Consider the last $\frac{\sqrt n}2$ expansions. The earliest one of them happens when the number of elements is at least $n-\frac12\sqrt n\sqrt n=\frac n2$. So the total time-cost of these expansions is at least $(\frac n2+\sqrt{\frac n2})\cdot(\frac12\sqrt n)\ge\frac n4\sqrt n$.

Upper bound of time for $n$ INSERTs
Consider four consecutive expansions, assuming the first starts at size $k$. The first expansion increases the capacity by $\sqrt k$. The second expansion by $\sqrt{k+\sqrt k}$. The third by $\sqrt{k+\sqrt k +\sqrt{k+\sqrt k}}$. The fourth by $\sqrt{k+\sqrt k +\sqrt{k+\sqrt k}+\sqrt{k+\sqrt k +\sqrt{k+\sqrt k}}}\ge\sqrt k + 1$. So with every third expansion, the size of capacity increase increases by at least $(\sqrt k + 1)-\sqrt k=1$.

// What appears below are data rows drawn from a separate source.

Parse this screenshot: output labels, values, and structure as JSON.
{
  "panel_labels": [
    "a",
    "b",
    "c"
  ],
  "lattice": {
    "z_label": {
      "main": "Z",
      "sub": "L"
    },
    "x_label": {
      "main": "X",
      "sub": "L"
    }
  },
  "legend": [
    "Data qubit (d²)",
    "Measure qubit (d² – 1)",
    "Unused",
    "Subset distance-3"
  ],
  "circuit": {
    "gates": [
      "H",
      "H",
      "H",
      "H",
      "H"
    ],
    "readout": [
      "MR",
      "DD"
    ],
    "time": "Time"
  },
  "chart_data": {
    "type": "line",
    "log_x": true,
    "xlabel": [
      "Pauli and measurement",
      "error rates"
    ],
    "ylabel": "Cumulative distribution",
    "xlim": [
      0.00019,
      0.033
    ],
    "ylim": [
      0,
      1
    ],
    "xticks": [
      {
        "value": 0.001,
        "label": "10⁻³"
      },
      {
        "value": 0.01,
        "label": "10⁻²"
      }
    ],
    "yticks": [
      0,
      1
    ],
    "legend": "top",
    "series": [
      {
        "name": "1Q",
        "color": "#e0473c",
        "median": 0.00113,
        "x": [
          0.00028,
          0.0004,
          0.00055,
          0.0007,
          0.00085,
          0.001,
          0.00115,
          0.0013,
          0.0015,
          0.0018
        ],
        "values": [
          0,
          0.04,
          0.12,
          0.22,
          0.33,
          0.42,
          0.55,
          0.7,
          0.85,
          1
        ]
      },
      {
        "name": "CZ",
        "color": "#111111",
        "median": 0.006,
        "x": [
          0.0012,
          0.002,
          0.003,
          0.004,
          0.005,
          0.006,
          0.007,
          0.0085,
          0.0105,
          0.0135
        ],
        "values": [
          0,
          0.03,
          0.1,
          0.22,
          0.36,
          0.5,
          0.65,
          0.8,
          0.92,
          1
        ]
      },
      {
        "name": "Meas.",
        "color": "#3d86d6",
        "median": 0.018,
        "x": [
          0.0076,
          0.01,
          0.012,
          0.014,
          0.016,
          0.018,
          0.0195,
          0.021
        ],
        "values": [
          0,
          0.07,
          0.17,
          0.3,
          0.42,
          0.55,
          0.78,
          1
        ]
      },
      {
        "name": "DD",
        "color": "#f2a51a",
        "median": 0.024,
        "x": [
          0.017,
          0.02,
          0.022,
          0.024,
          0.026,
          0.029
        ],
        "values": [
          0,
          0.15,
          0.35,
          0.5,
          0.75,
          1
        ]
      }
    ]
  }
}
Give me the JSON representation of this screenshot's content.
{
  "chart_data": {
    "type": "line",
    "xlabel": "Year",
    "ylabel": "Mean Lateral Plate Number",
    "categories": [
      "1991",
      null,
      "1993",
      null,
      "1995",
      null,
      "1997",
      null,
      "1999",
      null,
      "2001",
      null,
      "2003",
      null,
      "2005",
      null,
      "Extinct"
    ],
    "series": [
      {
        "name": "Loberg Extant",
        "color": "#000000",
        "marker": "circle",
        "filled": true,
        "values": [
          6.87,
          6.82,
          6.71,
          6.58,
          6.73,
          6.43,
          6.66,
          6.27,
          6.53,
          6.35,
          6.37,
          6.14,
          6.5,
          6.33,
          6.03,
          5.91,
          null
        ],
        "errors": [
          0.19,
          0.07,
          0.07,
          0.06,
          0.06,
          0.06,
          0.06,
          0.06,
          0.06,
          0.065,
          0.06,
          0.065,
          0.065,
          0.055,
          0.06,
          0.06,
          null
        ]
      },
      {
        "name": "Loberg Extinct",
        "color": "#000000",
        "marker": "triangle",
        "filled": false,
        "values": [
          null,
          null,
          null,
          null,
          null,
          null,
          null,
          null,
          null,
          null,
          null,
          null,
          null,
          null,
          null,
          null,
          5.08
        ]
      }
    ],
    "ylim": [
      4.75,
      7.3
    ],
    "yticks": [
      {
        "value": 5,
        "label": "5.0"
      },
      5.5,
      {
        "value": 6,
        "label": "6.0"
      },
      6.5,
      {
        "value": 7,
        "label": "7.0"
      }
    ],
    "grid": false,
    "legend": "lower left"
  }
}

Hence the increase of capacity at $t$-th expansion is at least $t/3$. the total increase of capacity by the first $3t$ expansions is at least $3(1+2+\cdots+(t-1))=\frac{3(t-1)t}2$. On the other hand, the capacity is no more than $n+\sqrt n$ after $n$ INSERTs. Let $e$ be the number of expansions that happens during $n$ INSERTs. Then $$\frac{3(e/3-1)e/3}2 \ge n + \sqrt n,$$ which implies $e\le 6\sqrt n$.

Each expansion takes at most $n+\sqrt n$ time. so all expansions take at most $e(n+\sqrt n)\le 6n\sqrt n$ time. Including the time to assign $n$ values, which take $n$ time, the total time is at most $7n\sqrt n$.

So, the total time for $n$ INSERTs is $\Theta(n\sqrt n)$.
The reasoning above are sloppy here and there. To some people including myself, it might be considered as a proof that is good enough. To some people including myself, it may not be acceptable. Anyway, this answer should be good enough to be "a fat hint".

Answer 2

You can't use the physicists' or accountants' method, as these are only applicable for proving an upper boundon the amortized cost, and you need a lower bound.

Consider the time it takes to double in size from $n$ to $2n$. Each expansion adds at most $\sqrt{2n}$ items. There are thus at least $(2n-n)/\sqrt{2n} = \Theta(\sqrt{n})$ expansions. Each expansion copies at least $n$ items, so the total cost to double is $\Theta(n\sqrt{n})$.